А чего не едете? Езжайте себе домой. Возвращайтесь на свою работу и живите. Познакомьтесь со вдовицей какой-нибудь, а? Она вам рубашки гладить будет, брюки чинить. Пироги печь на день рождения. Когда у вас день рождения? Возвращайтесь, дорогой Агасфер, к нормальной жизни, староваты вы для приключений. Ну какой из вас столичный лев — прожигатель жизни? Вы черт знает на что стали похожи... кальсоны эти... вы дичаете!..
— В мае мой день рождения, в мае! — вскрикивает Агасфер тихим бабьим голосом и, зарыв лицо в кальсоны, убегает...

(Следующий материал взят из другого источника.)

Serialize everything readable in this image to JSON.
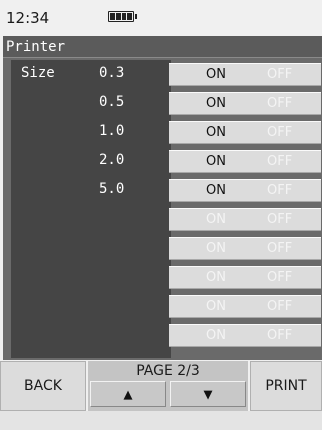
{
  "status": {
    "time": "12:34"
  },
  "panel": {
    "title": "Printer"
  },
  "settings": {
    "size_label": "Size",
    "rows": [
      {
        "value": "0.3",
        "on": "ON",
        "off": "OFF"
      },
      {
        "value": "0.5",
        "on": "ON",
        "off": "OFF"
      },
      {
        "value": "1.0",
        "on": "ON",
        "off": "OFF"
      },
      {
        "value": "2.0",
        "on": "ON",
        "off": "OFF"
      },
      {
        "value": "5.0",
        "on": "ON",
        "off": "OFF"
      },
      {
        "value": "",
        "on": "ON",
        "off": "OFF"
      },
      {
        "value": "",
        "on": "ON",
        "off": "OFF"
      },
      {
        "value": "",
        "on": "ON",
        "off": "OFF"
      },
      {
        "value": "",
        "on": "ON",
        "off": "OFF"
      },
      {
        "value": "",
        "on": "ON",
        "off": "OFF"
      }
    ]
  },
  "nav": {
    "back_label": "BACK",
    "page_label": "PAGE 2/3",
    "up_icon": "▲",
    "down_icon": "▼",
    "print_label": "PRINT"
  }
}
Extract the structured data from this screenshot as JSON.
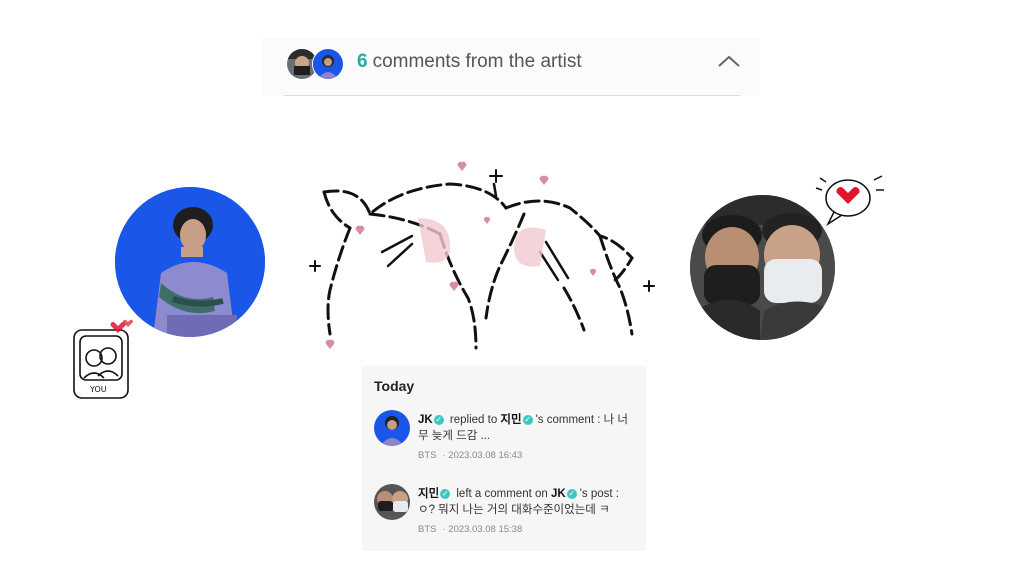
{
  "banner": {
    "count": "6",
    "text": "comments from the artist",
    "chevron": "chevron-up-icon"
  },
  "card": {
    "heading": "Today",
    "items": [
      {
        "author": "JK",
        "action": "replied to",
        "target": "지민",
        "suffix": "'s comment :",
        "content": "나 너무 늦게 드감 ...",
        "group": "BTS",
        "timestamp": "· 2023.03.08 16:43"
      },
      {
        "author": "지민",
        "action": "left a comment on",
        "target": "JK",
        "suffix": "'s post :",
        "content": "ㅇ? 뭐지 나는 거의 대화수준이었는데 ㅋ",
        "group": "BTS",
        "timestamp": "· 2023.03.08 15:38"
      }
    ]
  },
  "doodle": {
    "label": "YOU"
  },
  "colors": {
    "accent": "#2aa9a2",
    "verified": "#3cc7c0",
    "heart_pink": "#d98ea0",
    "heart_red": "#e0142b",
    "avatar_blue": "#1a56e8"
  }
}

— А что я такого сказал? — разводит Шура руками. — Я же правду сказал, а он... Нервные все стали.
За стенкой, на «едине», Уна беседовала с Дэном. Их отношения были абсолютно платоническими, ибо Дэн трепетно любил некую замужнюю даму, а она была замужем за мудаком, но была этому мудаку, в худших традициях, верна и обменивалась с Дэном при встречах долгими взглядами, полными тоски и боли. Дэн — человек безусловно красивый. Он красив невероятной самодисциплиной, сердечной приоткрытостью и стальной принципиальностью. Он настоящий паладин. Рядом с ним начинаешь страдать двумя десятками комплексов сразу. Дэн это знает и ему неловко.
Уна желает заполучить Дэна страстно — он манит ее, как Джомолунгма — альпиниста. В дело идут все средства — от игривых гримас до внезапных обмороков. «Но увы — не для вас этот Эверест, не для вас», — думает Виталик, наблюдая со стороны. Черт знает почему, но Виталик радуется Дэновой непокоренности как собственному достижению. А Морозов тонкостей игры не понимает и ревнует ребячески.